For the past seven weeks or so, I have been taking Tango lessons. I am terrible at it. There are many things I have trouble with. Trying to remember the steps, and moving fluidly while also maintaining form with the top half of my body does not come naturally to me.
One of the things I struggle with the most is that, as a lead, I am not assertive enough. Being a lead means using your body to communicate with your partner; which direction you want to go, which movements you wish to make, etc. It means being assertive with your body.
Being assertive is something that I have always had trouble with. And not just with dancing, but in other areas of my life. I’m beta through and through and never one to step on any toes (literally and figuratively). Suffice to say, I have made plenty of decisions–some major life ones–under pressure from others, rather than pursuing what I wanted. My lack of assertiveness killed my drive, which prevented me from going places I might otherwise have gone.
That’s not to say I have major life regrets. That lack of assertiveness led me to make a lot of mistakes, but I was also able to learn from those mistakes.
My dance instructor points out how I am not using my body effectively. I need to lean in, while maintaining my posture in order to inform my partner which direction I want to go. This is something I feel insecure about, especially because I go to class solo. Each week I get up close and personal with absolute strangers and participate in an activity that I am horrible at. The whole experience makes me feel a bit vulnerable, honestly.
As a result, I tend to push my partner’s body farther away from my own as I move, instead of staying close to them. I’m trying to be more conscious of this but it’s something I do without even thinking about it. I often forget which steps I’m supposed to make and have to start over. I laugh and try to joke about it with my partner, but I feel quite uncomfortable much of the time.
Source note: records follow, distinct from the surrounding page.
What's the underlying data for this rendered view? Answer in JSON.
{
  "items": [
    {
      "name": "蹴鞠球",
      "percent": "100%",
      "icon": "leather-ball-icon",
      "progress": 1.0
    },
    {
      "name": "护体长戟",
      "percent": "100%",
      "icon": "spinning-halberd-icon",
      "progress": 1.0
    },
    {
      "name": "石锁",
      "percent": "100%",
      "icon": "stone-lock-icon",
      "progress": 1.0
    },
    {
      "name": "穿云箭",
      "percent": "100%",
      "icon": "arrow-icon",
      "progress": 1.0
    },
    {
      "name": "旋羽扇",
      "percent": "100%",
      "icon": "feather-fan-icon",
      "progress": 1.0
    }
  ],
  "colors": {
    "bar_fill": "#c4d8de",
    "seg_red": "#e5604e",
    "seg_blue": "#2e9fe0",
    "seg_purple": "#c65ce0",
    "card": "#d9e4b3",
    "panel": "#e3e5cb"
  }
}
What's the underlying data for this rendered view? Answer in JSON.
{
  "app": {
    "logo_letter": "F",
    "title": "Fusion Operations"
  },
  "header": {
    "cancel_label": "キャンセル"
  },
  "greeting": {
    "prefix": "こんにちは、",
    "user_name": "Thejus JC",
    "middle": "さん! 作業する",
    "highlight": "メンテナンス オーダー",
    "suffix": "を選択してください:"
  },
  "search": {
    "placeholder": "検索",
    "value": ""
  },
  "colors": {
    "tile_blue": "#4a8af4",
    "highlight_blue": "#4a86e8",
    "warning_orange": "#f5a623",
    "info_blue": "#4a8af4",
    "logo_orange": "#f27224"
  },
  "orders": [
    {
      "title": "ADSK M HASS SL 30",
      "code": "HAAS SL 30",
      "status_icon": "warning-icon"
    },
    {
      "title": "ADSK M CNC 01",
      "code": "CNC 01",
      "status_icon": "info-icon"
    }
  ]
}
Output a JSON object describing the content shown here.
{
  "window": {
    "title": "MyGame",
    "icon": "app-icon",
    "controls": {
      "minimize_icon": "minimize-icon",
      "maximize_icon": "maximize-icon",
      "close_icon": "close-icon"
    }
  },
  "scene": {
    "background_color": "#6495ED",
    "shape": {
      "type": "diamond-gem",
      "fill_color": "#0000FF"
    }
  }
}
In essence, Tango has been bringing many of my insecurities to the surface. I always feel pretty uncomfortable going to class and dancing with strangers. But it’s because of this discomfort that I continue to go. I want to face these insecurities head on and learn how to conquer them.
The progress I make with my dancing is a visual representation of my personal growth; I use dancing as a way to gauge that growth. Becoming a more confident dancer means I am becoming more confident and assertive in general. I’ll keep working at it, and maybe in another seven weeks, things will be different.
But it will probably take much longer than that.